Karşı takımdan birinin yardım ederek onu üçüncü kaleye doğru döndürmesiyle Shay üçüncü kaleye koşabildi, "Üçüncüye koş! Shay, üçüncüye koş!" Shay üçüncüye gelirken diger takımdaki çocuklar ve seyirciler ayağa kalkmışlardı ve bağırıyorlardı, "Shay, hepsini koş! Hepsini koş!" Shay hepsini koştu ve oyunu takımı için kazanan bir kahraman olarak herkes tarafından alkışlandı.

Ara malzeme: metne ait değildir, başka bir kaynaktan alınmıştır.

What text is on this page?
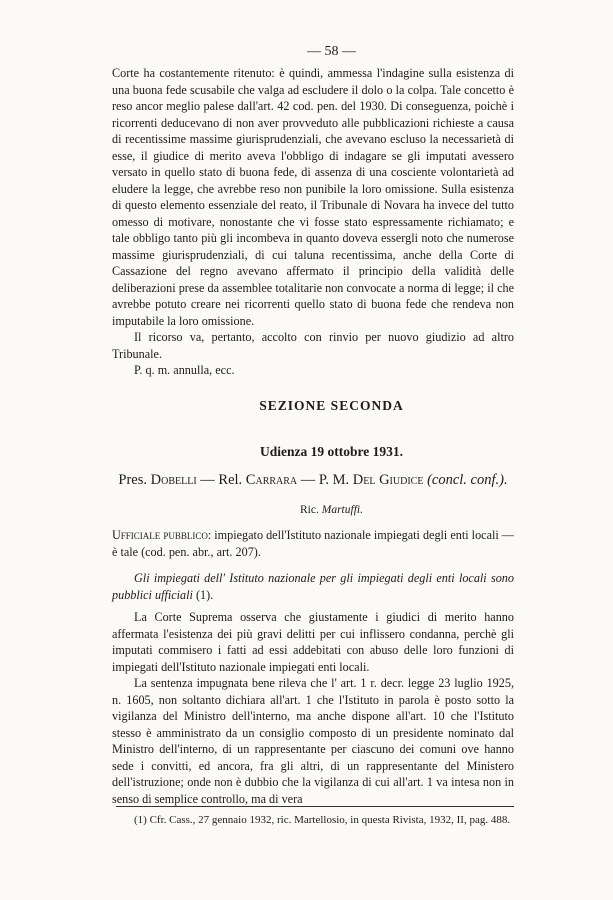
— 58 —

Corte ha costantemente ritenuto: è quindi, ammessa l'indagine sulla esistenza di una buona fede scusabile che valga ad escludere il dolo o la colpa. Tale concetto è reso ancor meglio palese dall'art. 42 cod. pen. del 1930. Di conseguenza, poichè i ricorrenti deducevano di non aver provveduto alle pubblicazioni richieste a causa di recentissime massime giurisprudenziali, che avevano escluso la necessarietà di esse, il giudice di merito aveva l'obbligo di indagare se gli imputati avessero versato in quello stato di buona fede, di assenza di una cosciente volontarietà ad eludere la legge, che avrebbe reso non punibile la loro omissione. Sulla esistenza di questo elemento essenziale del reato, il Tribunale di Novara ha invece del tutto omesso di motivare, nonostante che vi fosse stato espressamente richiamato; e tale obbligo tanto più gli incombeva in quanto doveva essergli noto che numerose massime giurisprudenziali, di cui taluna recentissima, anche della Corte di Cassazione del regno avevano affermato il principio della validità delle deliberazioni prese da assemblee totalitarie non convocate a norma di legge; il che avrebbe potuto creare nei ricorrenti quello stato di buona fede che rendeva non imputabile la loro omissione.

Il ricorso va, pertanto, accolto con rinvio per nuovo giudizio ad altro Tribunale.

P. q. m. annulla, ecc.

SEZIONE SECONDA
Udienza 19 ottobre 1931.
Pres. Dobelli — Rel. Carrara — P. M. Del Giudice (concl. conf.).
Ric. Martuffi.

Ufficiale pubblico: impiegato dell'Istituto nazionale impiegati degli enti locali — è tale (cod. pen. abr., art. 207).

Gli impiegati dell' Istituto nazionale per gli impiegati degli enti locali sono pubblici ufficiali (1).

La Corte Suprema osserva che giustamente i giudici di merito hanno affermata l'esistenza dei più gravi delitti per cui inflissero condanna, perchè gli imputati commisero i fatti ad essi addebitati con abuso delle loro funzioni di impiegati dell'Istituto nazionale impiegati enti locali.

La sentenza impugnata bene rileva che l' art. 1 r. decr. legge 23 luglio 1925, n. 1605, non soltanto dichiara all'art. 1 che l'Istituto in parola è posto sotto la vigilanza del Ministro dell'interno, ma anche dispone all'art. 10 che l'Istituto stesso è amministrato da un consiglio composto di un presidente nominato dal Ministro dell'interno, di un rappresentante per ciascuno dei comuni ove hanno sede i convitti, ed ancora, fra gli altri, di un rappresentante del Ministero dell'istruzione; onde non è dubbio che la vigilanza di cui all'art. 1 va intesa non in senso di semplice controllo, ma di vera

(1) Cfr. Cass., 27 gennaio 1932, ric. Martellosio, in questa Rivista, 1932, II, pag. 488.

"O gün", dedi babası, gözlerinden yaşlar aşağıya dogru süzülerek, "iki takımdaki çocuklar da dünyaya bir parça sevgi ve insanlık getirmeyi başardılar".

Shay bir sonraki yaza yetişemedi. O kış öldü. Bir kahraman olduğunu ve babasını mutlu ettiğini ve eve geldiğinde annesinin de gözyaşları içinde onu kucakladığını asla unutmadı.

Bilgin bir adam bir zamanlar demiş ki:

"Her toplum, kendilerinden daha az şanslı olanlara nasıl davrandığıyla değerlendirilir."